Another potential caveat with our experimental paradigm comes from the use of ChR2 to activate presynaptic VIP INs. Since ChR2 fluxes calcium (Nagel et al., 2003), it may directly trigger release at synaptic boutons. ChR2 may also depolarize synaptic terminals, again contributing to release. This artifact, if present, would be expected to elevate release and increase short-term depression. Consequently, this may be particularly important when using PPR as a measure for determining the locus of plasticity expression at VIP IN outputs, whereas CV analysis may be less affected. However, given the many hundreds of micrometer distance between presynaptic laser stimulation and postsynaptic cells where VIP IN synapses form (Figures 2A, 3A), this artifact seemed unlikely.

Furthermore, the lack of single-cell resolution with respect to presynaptic cell activation — we likely optogenetically stimulated more than one presynaptic L2/3 VIP IN at a time. An alternative approach for unitary synapse resolution would be paired recordings (Lalanne et al., 2016). However, given appreciable distance between L2/3 and L5, the sparsity of VIP INs in the cortex (Supplementary Figure 3), and the overall low connectivity of VIP IN outputs (Walker et al., 2016), paired recordings would be an impractical tool. Another alternative approach for unitary synapse resolution is by using 2P optogenetic activation (Chou et al., 2023), which in the future should enable the study of long-term plasticity at multiple VIP IN→MC/BC synapses in parallel.

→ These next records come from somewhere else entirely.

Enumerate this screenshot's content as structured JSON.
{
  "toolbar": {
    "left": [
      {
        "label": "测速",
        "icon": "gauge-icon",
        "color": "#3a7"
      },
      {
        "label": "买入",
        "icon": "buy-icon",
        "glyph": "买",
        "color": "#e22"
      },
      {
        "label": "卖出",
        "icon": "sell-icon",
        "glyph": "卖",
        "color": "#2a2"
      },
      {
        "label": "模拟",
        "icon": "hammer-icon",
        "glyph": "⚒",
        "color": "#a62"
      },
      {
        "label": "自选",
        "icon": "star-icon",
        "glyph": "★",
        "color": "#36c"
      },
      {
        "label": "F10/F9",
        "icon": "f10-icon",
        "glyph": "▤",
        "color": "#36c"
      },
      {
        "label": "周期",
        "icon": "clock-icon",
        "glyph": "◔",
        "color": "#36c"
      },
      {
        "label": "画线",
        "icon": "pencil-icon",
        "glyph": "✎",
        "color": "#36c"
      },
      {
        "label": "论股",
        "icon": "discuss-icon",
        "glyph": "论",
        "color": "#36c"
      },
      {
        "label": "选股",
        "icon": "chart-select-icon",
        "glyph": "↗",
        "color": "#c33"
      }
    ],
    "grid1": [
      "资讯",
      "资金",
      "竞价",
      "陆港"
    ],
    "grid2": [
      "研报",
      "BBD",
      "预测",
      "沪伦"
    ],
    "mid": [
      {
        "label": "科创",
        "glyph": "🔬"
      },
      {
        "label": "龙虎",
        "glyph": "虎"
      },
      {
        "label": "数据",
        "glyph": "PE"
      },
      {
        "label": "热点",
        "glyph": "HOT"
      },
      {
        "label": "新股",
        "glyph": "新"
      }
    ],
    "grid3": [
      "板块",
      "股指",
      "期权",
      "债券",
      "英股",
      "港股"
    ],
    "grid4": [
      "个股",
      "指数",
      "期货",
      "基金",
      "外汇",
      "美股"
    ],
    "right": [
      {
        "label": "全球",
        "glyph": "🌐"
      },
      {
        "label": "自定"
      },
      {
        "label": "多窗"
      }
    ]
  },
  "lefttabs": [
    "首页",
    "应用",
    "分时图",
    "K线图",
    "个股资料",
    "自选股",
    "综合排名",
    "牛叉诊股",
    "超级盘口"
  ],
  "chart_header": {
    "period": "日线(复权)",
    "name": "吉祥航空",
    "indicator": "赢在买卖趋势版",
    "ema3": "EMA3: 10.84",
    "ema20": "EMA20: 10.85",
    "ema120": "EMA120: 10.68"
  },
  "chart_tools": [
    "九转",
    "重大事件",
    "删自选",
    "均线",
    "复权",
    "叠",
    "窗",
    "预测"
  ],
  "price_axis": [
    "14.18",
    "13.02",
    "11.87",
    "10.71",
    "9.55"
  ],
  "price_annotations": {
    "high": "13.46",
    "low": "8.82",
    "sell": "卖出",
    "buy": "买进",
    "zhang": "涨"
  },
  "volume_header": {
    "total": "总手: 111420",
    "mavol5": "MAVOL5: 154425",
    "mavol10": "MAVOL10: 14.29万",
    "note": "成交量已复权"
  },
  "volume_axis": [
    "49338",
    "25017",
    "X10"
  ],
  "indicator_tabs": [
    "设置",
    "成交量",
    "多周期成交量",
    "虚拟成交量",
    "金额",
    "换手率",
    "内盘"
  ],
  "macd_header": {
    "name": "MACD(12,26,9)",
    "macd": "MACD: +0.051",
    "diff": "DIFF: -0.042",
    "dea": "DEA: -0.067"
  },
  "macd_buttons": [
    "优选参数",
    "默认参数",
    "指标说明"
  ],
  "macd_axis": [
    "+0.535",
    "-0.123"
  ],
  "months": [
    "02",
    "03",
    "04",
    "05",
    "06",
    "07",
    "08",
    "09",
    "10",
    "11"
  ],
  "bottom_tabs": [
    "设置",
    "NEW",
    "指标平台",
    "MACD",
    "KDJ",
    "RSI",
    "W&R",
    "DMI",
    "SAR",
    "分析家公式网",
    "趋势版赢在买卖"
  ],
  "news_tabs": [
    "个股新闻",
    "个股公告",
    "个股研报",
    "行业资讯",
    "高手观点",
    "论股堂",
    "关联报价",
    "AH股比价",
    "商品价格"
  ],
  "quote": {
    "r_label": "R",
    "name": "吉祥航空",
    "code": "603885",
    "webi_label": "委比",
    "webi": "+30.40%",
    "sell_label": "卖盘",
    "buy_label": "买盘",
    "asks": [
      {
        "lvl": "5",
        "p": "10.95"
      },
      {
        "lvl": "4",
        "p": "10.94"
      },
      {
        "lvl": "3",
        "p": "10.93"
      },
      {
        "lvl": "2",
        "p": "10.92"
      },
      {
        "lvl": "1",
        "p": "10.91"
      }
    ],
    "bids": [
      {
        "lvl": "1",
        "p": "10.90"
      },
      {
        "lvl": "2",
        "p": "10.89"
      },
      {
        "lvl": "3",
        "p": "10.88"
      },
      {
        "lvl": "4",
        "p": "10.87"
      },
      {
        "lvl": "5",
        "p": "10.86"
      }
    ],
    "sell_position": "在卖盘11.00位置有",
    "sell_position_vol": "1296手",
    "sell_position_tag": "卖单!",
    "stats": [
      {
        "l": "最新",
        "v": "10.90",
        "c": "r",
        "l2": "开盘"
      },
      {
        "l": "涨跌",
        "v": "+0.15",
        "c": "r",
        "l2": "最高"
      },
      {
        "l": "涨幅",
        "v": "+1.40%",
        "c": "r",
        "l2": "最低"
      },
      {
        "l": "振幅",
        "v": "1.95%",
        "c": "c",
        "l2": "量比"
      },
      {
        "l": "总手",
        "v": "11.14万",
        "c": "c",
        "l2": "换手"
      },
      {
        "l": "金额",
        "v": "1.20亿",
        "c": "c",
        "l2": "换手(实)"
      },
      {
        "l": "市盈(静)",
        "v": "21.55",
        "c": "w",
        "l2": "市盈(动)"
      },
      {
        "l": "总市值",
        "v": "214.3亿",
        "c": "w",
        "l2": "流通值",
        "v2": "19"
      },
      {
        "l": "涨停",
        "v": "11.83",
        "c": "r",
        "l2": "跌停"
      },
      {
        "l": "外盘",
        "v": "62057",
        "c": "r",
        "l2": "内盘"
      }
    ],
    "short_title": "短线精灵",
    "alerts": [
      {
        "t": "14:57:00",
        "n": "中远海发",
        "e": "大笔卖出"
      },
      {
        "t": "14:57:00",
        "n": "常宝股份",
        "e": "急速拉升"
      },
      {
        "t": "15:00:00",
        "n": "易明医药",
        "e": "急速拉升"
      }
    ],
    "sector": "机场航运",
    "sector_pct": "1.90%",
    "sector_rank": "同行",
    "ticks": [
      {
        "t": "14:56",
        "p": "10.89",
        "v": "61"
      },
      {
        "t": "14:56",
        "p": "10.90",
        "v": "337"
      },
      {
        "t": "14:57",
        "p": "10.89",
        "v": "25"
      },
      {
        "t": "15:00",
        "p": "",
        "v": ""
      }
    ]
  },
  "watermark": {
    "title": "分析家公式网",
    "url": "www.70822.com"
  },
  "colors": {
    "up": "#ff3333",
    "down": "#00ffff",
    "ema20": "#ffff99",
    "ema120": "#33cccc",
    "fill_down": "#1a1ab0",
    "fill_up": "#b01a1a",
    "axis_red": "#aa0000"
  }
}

To further our understanding of how disinhibitory plasticity impacts the healthy brain as well as neuropathologies, future research will need to explore the plasticity at the many different I→I and I→I→E synapses, to contribute to the plasticitome of cortical INs (McFarlan et al., 2023). Because it is challenging to explore many different synapse types, this effort will likely require new high-throughput plasticity-mapping approaches (Sjöström, 2021).

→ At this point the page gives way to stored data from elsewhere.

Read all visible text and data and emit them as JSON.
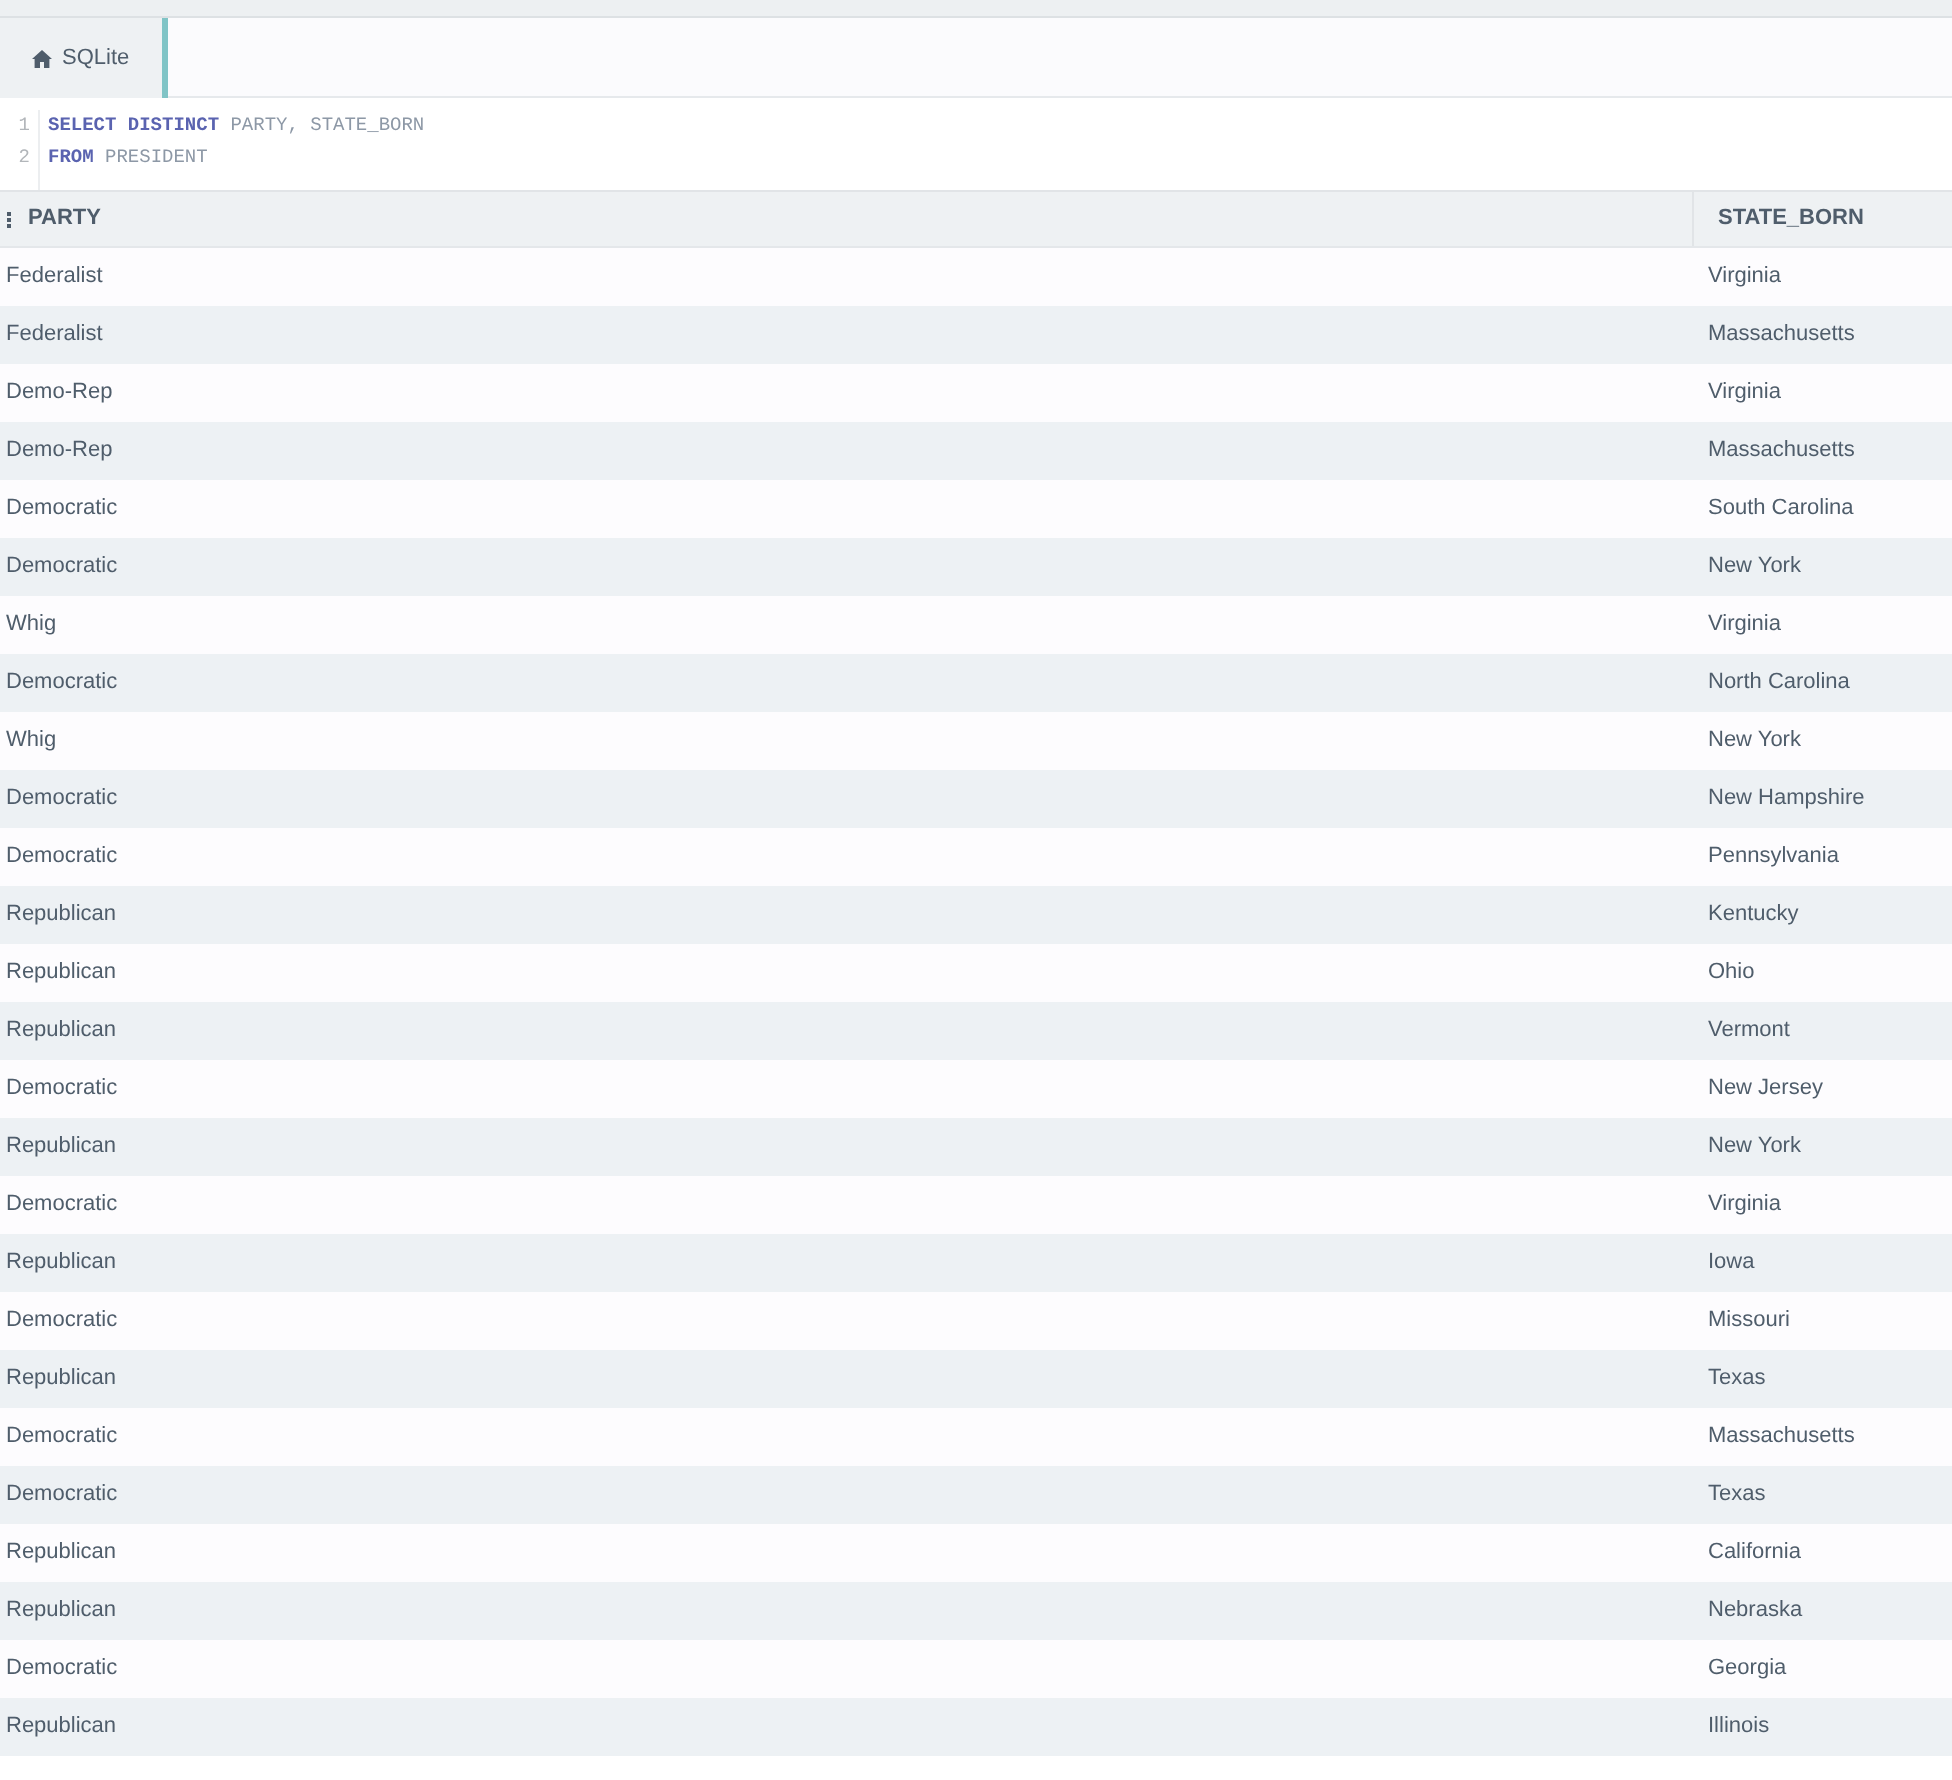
{
  "tab": {
    "label": "SQLite",
    "selected": true
  },
  "editor": {
    "lines": [
      {
        "number": "1",
        "tokens": [
          {
            "kind": "keyword",
            "text": "SELECT DISTINCT"
          },
          {
            "kind": "ident",
            "text": "PARTY, STATE_BORN"
          }
        ]
      },
      {
        "number": "2",
        "tokens": [
          {
            "kind": "keyword",
            "text": "FROM"
          },
          {
            "kind": "ident",
            "text": "PRESIDENT"
          }
        ]
      }
    ]
  },
  "table": {
    "columns": [
      "PARTY",
      "STATE_BORN"
    ],
    "rows": [
      [
        "Federalist",
        "Virginia"
      ],
      [
        "Federalist",
        "Massachusetts"
      ],
      [
        "Demo-Rep",
        "Virginia"
      ],
      [
        "Demo-Rep",
        "Massachusetts"
      ],
      [
        "Democratic",
        "South Carolina"
      ],
      [
        "Democratic",
        "New York"
      ],
      [
        "Whig",
        "Virginia"
      ],
      [
        "Democratic",
        "North Carolina"
      ],
      [
        "Whig",
        "New York"
      ],
      [
        "Democratic",
        "New Hampshire"
      ],
      [
        "Democratic",
        "Pennsylvania"
      ],
      [
        "Republican",
        "Kentucky"
      ],
      [
        "Republican",
        "Ohio"
      ],
      [
        "Republican",
        "Vermont"
      ],
      [
        "Democratic",
        "New Jersey"
      ],
      [
        "Republican",
        "New York"
      ],
      [
        "Democratic",
        "Virginia"
      ],
      [
        "Republican",
        "Iowa"
      ],
      [
        "Democratic",
        "Missouri"
      ],
      [
        "Republican",
        "Texas"
      ],
      [
        "Democratic",
        "Massachusetts"
      ],
      [
        "Democratic",
        "Texas"
      ],
      [
        "Republican",
        "California"
      ],
      [
        "Republican",
        "Nebraska"
      ],
      [
        "Democratic",
        "Georgia"
      ],
      [
        "Republican",
        "Illinois"
      ]
    ]
  }
}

We relied here on the STDP experimental paradigm, which is widely believed to be biologically plausible (Markram et al., 2011; Feldman, 2012; Markram et al., 2012). However, some have disagreed and instead argued that STDP is of limited biological relevance (Lisman and Spruston, 2005; Lisman and Spruston, 2010). On a related note, due to the experimental challenges associated with targeting these specific synapse types, we could only explore a limited plasticity induction parameter space in this study. Induction protocols that e.g., rely on local dendritic spikes (Holthoff et al., 2004; Remy and Spruston, 2007; Bittner et al., 2017) may thus reveal plasticity at VIP IN→BC synapses. We also did not explore neuromodulation, which may additionally gate plasticity (Pawlak et al., 2010), even synapse specifically for the same cell type (Edelmann et al., 2017). Our study is thus not a final verdict on VIP IN plasticity, but rather a starting point.